Parece que antes de aprender a manejar la ansiedad, tenemos que aprender a calmarla, a controlar los nervios. Y eso es algo que podemos hacer a base de tranquilizantes. Lógicamente, cuando hablamos de tranquilizantes enseguida pensamos en medicamentos para la ansiedad, en los ansiolíticos. Sin embargo, podemos encontrar otros tranquilizantes más naturales.

Ni por un momento hemos pensado en renegar del servicio que los medicamentos hacen para luchar contra la ansiedad, pero pensamos que cualquier duda sobre los ansiolíticos será mejor consultarla con un profesional. Nosotras lo que hemos descubierto son otro tipo de tranquilizantes, más saludables, más al alcance, sin efectos secundarios y sin contraindicaciones.

Tranquilizantes naturales

- Respiración. No nos cansamos de repetir que uno de los tranquilizantes más efectivos es la respiración. Algo que parece tan básico, pero que por ser un gesto obligado no le prestamos la suficiente atención. Hay que aprender a respirar para controlar la ansiedad.

- Lavanda, como aroma para envolverte en un baño relajante o ambientar el dormitorio antes de dormir. Se trata de una planta muy codiciada por sus propiedades relajantes a la que la aromaterapia le puede sacar mucho partido.

- Valeriana. Una infusión de valeriana o cápsulas de esta planta es el tranquilizante que nos propone la fitoterapia. Aunque la Hierba de San Juan y las hojas de Naranjo son también protectoras del sistema nerviosa y se utilizan tanto en los casos de ansiedad como de depresión.

- Ejercicios de relajación. Conseguir el bienestar y recuperar el equilibrio emocional es posible gracias a técnicas como el yoga o la meditación, que incluyen ejercicios de relajación.

Pensamiento positivo

- Tú misma puedes ejercer de poderoso tranquilizante natural si aprendes a manejar tus pensamientos, cambiando a un pensamiento positivo y optimista sin olvidar algunas máximas.
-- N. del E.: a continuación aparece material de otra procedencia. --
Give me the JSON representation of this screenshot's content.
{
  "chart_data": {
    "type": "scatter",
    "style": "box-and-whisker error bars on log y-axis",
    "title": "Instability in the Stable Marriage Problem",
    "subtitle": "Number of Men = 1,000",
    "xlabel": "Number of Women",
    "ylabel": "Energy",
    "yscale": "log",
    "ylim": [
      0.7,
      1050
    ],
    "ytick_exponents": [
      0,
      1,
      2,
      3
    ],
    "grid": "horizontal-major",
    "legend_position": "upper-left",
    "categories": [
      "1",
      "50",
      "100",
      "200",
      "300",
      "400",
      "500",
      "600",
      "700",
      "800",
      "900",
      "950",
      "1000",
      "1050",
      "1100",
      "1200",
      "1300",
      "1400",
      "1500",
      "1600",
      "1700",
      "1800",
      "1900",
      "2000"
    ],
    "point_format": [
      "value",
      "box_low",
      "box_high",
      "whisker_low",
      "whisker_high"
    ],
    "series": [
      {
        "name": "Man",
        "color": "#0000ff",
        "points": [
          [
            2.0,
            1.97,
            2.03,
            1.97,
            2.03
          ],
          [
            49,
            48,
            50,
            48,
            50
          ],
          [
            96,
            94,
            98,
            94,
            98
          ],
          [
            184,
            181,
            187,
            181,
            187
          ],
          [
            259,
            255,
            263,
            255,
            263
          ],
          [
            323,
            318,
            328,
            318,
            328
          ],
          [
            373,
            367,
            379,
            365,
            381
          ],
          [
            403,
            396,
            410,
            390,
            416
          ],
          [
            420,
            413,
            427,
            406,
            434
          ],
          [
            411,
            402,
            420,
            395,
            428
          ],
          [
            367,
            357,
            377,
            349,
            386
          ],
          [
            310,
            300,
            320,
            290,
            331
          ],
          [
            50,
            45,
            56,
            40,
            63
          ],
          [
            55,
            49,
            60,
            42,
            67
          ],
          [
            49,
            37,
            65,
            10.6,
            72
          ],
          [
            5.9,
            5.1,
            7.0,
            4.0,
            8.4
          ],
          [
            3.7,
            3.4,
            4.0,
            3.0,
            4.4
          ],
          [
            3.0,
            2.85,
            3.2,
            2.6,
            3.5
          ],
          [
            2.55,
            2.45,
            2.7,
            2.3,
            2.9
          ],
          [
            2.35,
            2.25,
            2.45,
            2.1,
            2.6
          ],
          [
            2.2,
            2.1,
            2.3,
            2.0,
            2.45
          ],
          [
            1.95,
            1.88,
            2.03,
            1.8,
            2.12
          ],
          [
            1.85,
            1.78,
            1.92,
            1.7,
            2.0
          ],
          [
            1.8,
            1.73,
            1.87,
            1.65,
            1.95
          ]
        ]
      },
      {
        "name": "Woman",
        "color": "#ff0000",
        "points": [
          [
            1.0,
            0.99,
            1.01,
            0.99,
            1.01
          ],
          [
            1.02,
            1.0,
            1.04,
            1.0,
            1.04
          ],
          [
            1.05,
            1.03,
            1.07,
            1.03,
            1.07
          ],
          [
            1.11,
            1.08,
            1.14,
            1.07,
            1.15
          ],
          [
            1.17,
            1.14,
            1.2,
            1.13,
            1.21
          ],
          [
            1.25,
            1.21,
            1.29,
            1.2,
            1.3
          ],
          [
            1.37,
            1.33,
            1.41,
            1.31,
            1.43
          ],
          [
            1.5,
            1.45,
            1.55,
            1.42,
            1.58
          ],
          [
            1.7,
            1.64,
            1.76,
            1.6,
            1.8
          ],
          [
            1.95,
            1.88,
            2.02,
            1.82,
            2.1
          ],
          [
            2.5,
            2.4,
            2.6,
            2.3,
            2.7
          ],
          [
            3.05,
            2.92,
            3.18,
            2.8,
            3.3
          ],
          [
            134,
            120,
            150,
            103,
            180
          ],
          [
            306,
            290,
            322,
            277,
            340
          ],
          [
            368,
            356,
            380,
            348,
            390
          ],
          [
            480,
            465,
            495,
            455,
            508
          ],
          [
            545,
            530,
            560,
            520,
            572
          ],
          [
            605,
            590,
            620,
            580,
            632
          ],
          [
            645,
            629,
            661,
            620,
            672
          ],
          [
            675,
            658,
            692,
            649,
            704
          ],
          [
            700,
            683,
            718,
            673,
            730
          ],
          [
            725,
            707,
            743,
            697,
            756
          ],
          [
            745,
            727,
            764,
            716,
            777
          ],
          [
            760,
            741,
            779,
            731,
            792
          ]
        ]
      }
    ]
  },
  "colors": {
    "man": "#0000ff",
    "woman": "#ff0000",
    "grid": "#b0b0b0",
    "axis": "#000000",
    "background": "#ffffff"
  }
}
- Rebaja tu grado de auto exigencia y los fracasos se convertirán en experiencias enriquecedoras.

- Aprende a perdonar tus propios errores y a convivir con ellos. El exceso de perfeccionismo es una de las principales causas de la ansiedad.

- No te impongas metas demasiado altas, encuentra la satisfacción vital en los pequeños logros del día a día.

- Olvida las exigencias y demandas de los demás. Acepta solo las responsabilidades que puedas sobrellevar.

- Reflexiona, identifica tus emociones para que puedas aprender a manejarlas. El miedo, la inseguridad, la tristeza o la pena son emociones normales, pero en su justa medida.

- Todo puede mejorar y, si te lo propones, mejorará.

- Puedes ser feliz a pesar de la dificultades. Permítete disfrutar de la vida.